What are unrealized gains and losses?

An increase in the value of an investment, such as a stock or a security that you hold but haven’t yet sold off, is generally termed as an unrealized gain. Similarly, a decrease in the value of an investment, such as a stock or a security that you hold but haven’t yet sold off, is usually termed as an unrealized loss.

For instance, after you’ve purchased a stock from the stock market, the value of the investment would almost always experience a change. Till the time you hold the said stock in your portfolio, any increases in its value shall be termed as unrealized gains and any decreases in its value shall be termed as unrealized losses.

Since unrealized gains are potential profits sitting in your account, the values are always positive and are usually represented in green. Similarly, since unrealized losses are potential losses, the values are always negative and are generally represented in red.

Examples of unrealized gains and losses

Now that you’ve found the answer to the question ‘what are unrealized gains and losses?’, let’s take a look at a couple of examples to better understand the concept.

An example of unrealized gains

Assume that you buy a share of HDFC Bank Limited for around Rs. 1,100. Two days later, suppose that the share price closes at around Rs. 1,150. Since you still continue to hold the share in your account, the unrealized gain in your trading account would show up as Rs. 50 (Rs. 1,150 – Rs. 1,100) as on the end of the second day. And on the third day, say the share price rises even further up and closes at around Rs. 1,200. Now, the unrealized gain in your trading account would also reflect this increase and would show up as Rs. 100 (Rs. 1,200 – Rs. 1,100).

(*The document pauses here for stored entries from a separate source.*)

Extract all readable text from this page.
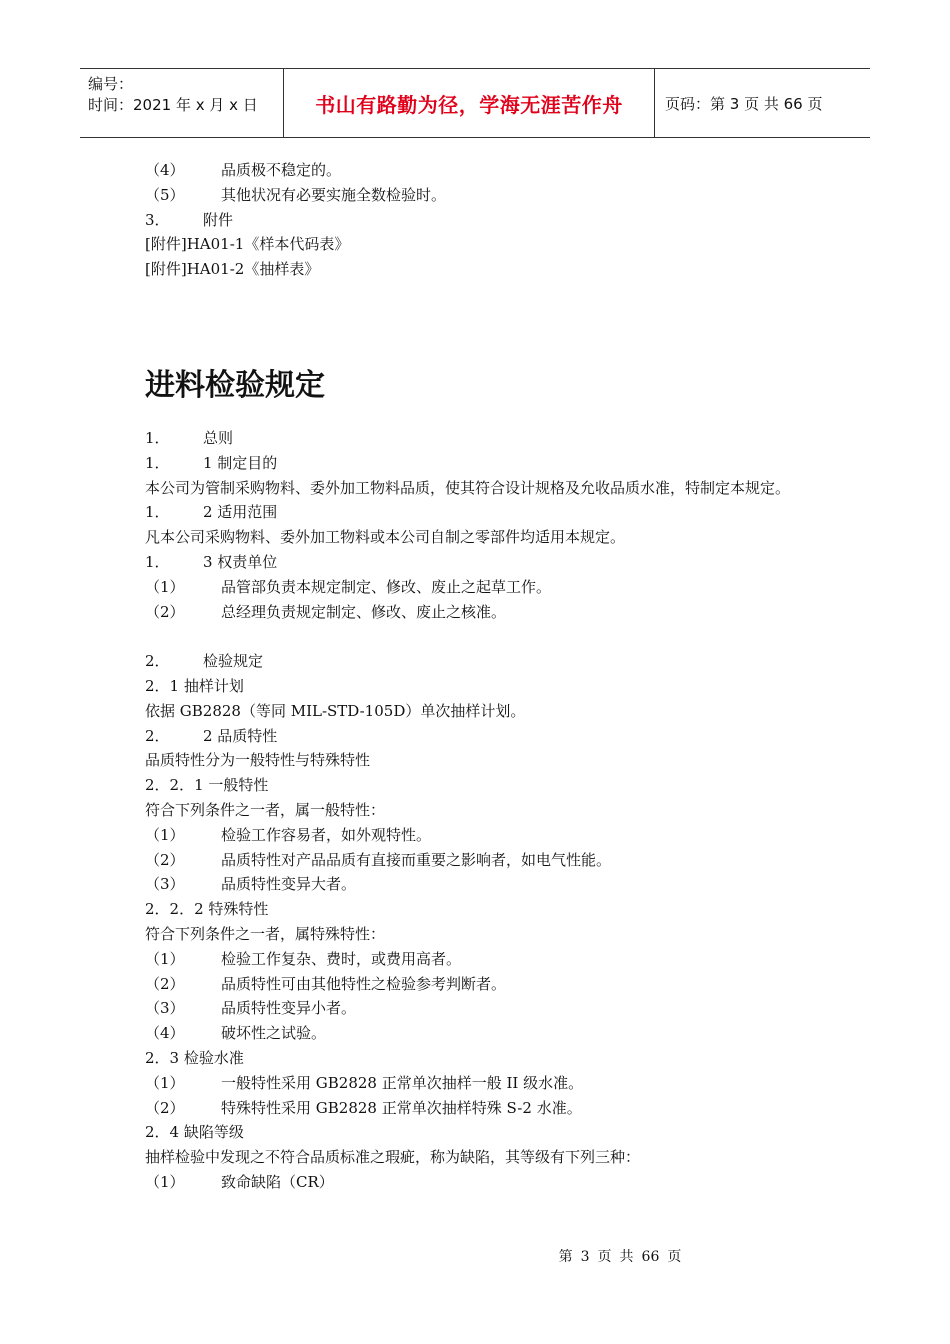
编号：
时间：2021 年 x 月 x 日	书山有路勤为径，学海无涯苦作舟	页码：第 3 页 共 66 页
（4） 品质极不稳定的。
（5） 其他状况有必要实施全数检验时。
3． 附件
[附件]HA01-1《样本代码表》
[附件]HA01-2《抽样表》
进料检验规定
1． 总则
1． 1 制定目的
本公司为管制采购物料、委外加工物料品质，使其符合设计规格及允收品质水准，特制定本规定。
1． 2 适用范围
凡本公司采购物料、委外加工物料或本公司自制之零部件均适用本规定。
1． 3 权责单位
（1） 品管部负责本规定制定、修改、废止之起草工作。
（2） 总经理负责规定制定、修改、废止之核准。
2． 检验规定
2．1 抽样计划
依据 GB2828（等同 MIL-STD-105D）单次抽样计划。
2． 2 品质特性
品质特性分为一般特性与特殊特性
2．2．1 一般特性
符合下列条件之一者，属一般特性：
（1） 检验工作容易者，如外观特性。
（2） 品质特性对产品品质有直接而重要之影响者，如电气性能。
（3） 品质特性变异大者。
2．2．2 特殊特性
符合下列条件之一者，属特殊特性：
（1） 检验工作复杂、费时，或费用高者。
（2） 品质特性可由其他特性之检验参考判断者。
（3） 品质特性变异小者。
（4） 破坏性之试验。
2．3 检验水准
（1） 一般特性采用 GB2828 正常单次抽样一般 II 级水准。
（2） 特殊特性采用 GB2828 正常单次抽样特殊 S-2 水准。
2．4 缺陷等级
抽样检验中发现之不符合品质标准之瑕疵，称为缺陷，其等级有下列三种：
（1） 致命缺陷（CR）
第 3 页 共 66 页
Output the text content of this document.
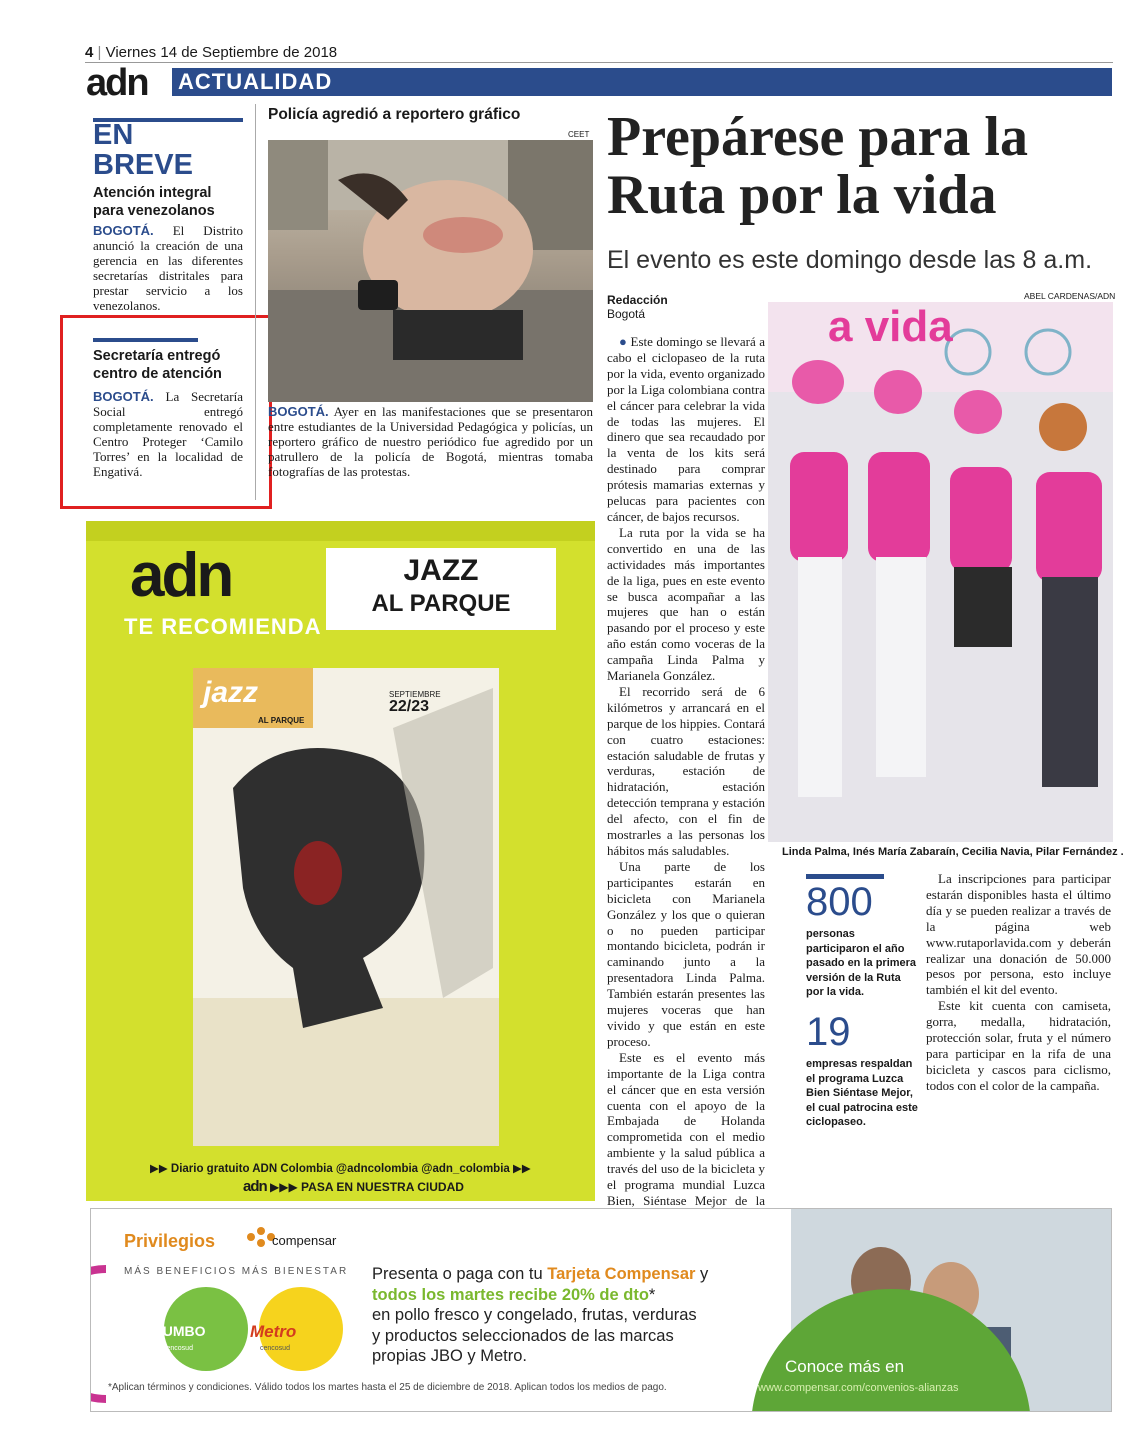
4 | Viernes 14 de Septiembre de 2018
adn ACTUALIDAD
EN
BREVE
Atención integral para venezolanos
BOGOTÁ. El Distrito anunció la creación de una gerencia en las diferentes secretarías distritales para prestar servicio a los venezolanos.
Secretaría entregó centro de atención
BOGOTÁ. La Secretaría Social entregó completamente renovado el Centro Proteger ‘Camilo Torres’ en la localidad de Engativá.
Policía agredió a reportero gráfico
CEET
BOGOTÁ. Ayer en las manifestaciones que se presentaron entre estudiantes de la Universidad Pedagógica y policías, un reportero gráfico de nuestro periódico fue agredido por un patrullero de la policía de Bogotá, mientras tomaba fotografías de las protestas.
Prepárese para la
Ruta por la vida
El evento es este domingo desde las 8 a.m.
Redacción
Bogotá
ABEL CARDENAS/ADN
a vida
Linda Palma, Inés María Zabaraín, Cecilia Navia, Pilar Fernández .

● Este domingo se llevará a cabo el ciclopaseo de la ruta por la vida, evento organizado por la Liga colombiana contra el cáncer para celebrar la vida de todas las mujeres. El dinero que sea recaudado por la venta de los kits será destinado para comprar prótesis mamarias externas y pelucas para pacientes con cáncer, de bajos recursos.

La ruta por la vida se ha convertido en una de las actividades más importantes de la liga, pues en este evento se busca acompañar a las mujeres que han o están pasando por el proceso y este año están como voceras de la campaña Linda Palma y Marianela González.

El recorrido será de 6 kilómetros y arrancará en el parque de los hippies. Contará con cuatro estaciones: estación saludable de frutas y verduras, estación de hidratación, estación detección temprana y estación del afecto, con el fin de mostrarles a las personas los hábitos más saludables.

Una parte de los participantes estarán en bicicleta con Marianela González y los que o quieran o no pueden participar montando bicicleta, podrán ir caminando junto a la presentadora Linda Palma. También estarán presentes las mujeres voceras que han vivido y que están en este proceso.

Este es el evento más importante de la Liga contra el cáncer que en esta versión cuenta con el apoyo de la Embajada de Holanda comprometida con el medio ambiente y la salud pública a través del uso de la bicicleta y el programa mundial Luzca Bien, Siéntase Mejor de la

800
personas participaron el año pasado en la primera versión de la Ruta por la vida.
19
empresas respaldan el programa Luzca Bien Siéntase Mejor, el cual patrocina este ciclopaseo.

La inscripciones para participar estarán disponibles hasta el último día y se pueden realizar a través de la página web www.rutaporlavida.com y deberán realizar una donación de 50.000 pesos por persona, esto incluye también el kit del evento.

Este kit cuenta con camiseta, gorra, medalla, hidratación, protección solar, fruta y el número para participar en la rifa de una bicicleta y cascos para ciclismo, todos con el color de la campaña.

adn
TE RECOMIENDA
JAZZ
AL PARQUE
jazz
AL PARQUE
SEPTIEMBRE
22/23
▶▶ Diario gratuito ADN Colombia @adncolombia @adn_colombia ▶▶
adn ▶▶▶ PASA EN NUESTRA CIUDAD
Privilegios	compensar
MÁS BENEFICIOS MÁS BIENESTAR
JUMBO
cencosud
Metro
cencosud
Presenta o paga con tu Tarjeta Compensar y
todos los martes recibe 20% de dto*
en pollo fresco y congelado, frutas, verduras
y productos seleccionados de las marcas
propias JBO y Metro.
*Aplican términos y condiciones. Válido todos los martes hasta el 25 de diciembre de 2018. Aplican todos los medios de pago.
Conoce más en
www.compensar.com/convenios-alianzas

An example of unrealized losses

Let’s now assume that you buy a share of Yes Bank Limited for around Rs. 30. Two days later, suppose that the share price closes at around Rs. 25. Since you still continue to hold the share in your account, the unrealized loss in your trading account would show up as Rs. 5 (Rs. 25 – Rs. 30) as on the end of the second day. And on the third day, say the share price falls even further and closes at around Rs. 20. Now, the unrealized loss in your trading account would also reflect this subsequent decrease and would show up as Rs. 10 (Rs. 20 – Rs. 30).

Tax implications of unrealized gains and losses  

According to the provisions of the Income Tax Act, 1961, any profits that you make through the sale of stocks and other securities are termed to be capital gains and are liable to be taxed accordingly.

On a similar note, any losses that you make through the sale of stocks and other securities are termed as capital losses and can either be set-off with that year’s capital gains or be carried forward to the next year.

That said, irrespective of how large the unrealized gains and losses are, there are absolutely no tax implications whatsoever. This is primarily because of the fact that unrealized gains and losses are merely potential profits and losses. Also, in order for a profit or a loss to be considered as a capital gain or a capital loss, there has to be a sale and subsequent transfer of the said asset.

Conclusion

And so, the concept of capital gains or capital losses and their subsequent taxation comes into play only when you realize the gains or losses by actually selling and transferring the concerned asset. Therefore, many investors prefer to keep their profits unrealized and adopt a staggered selling approach to lessen their capital tax burden.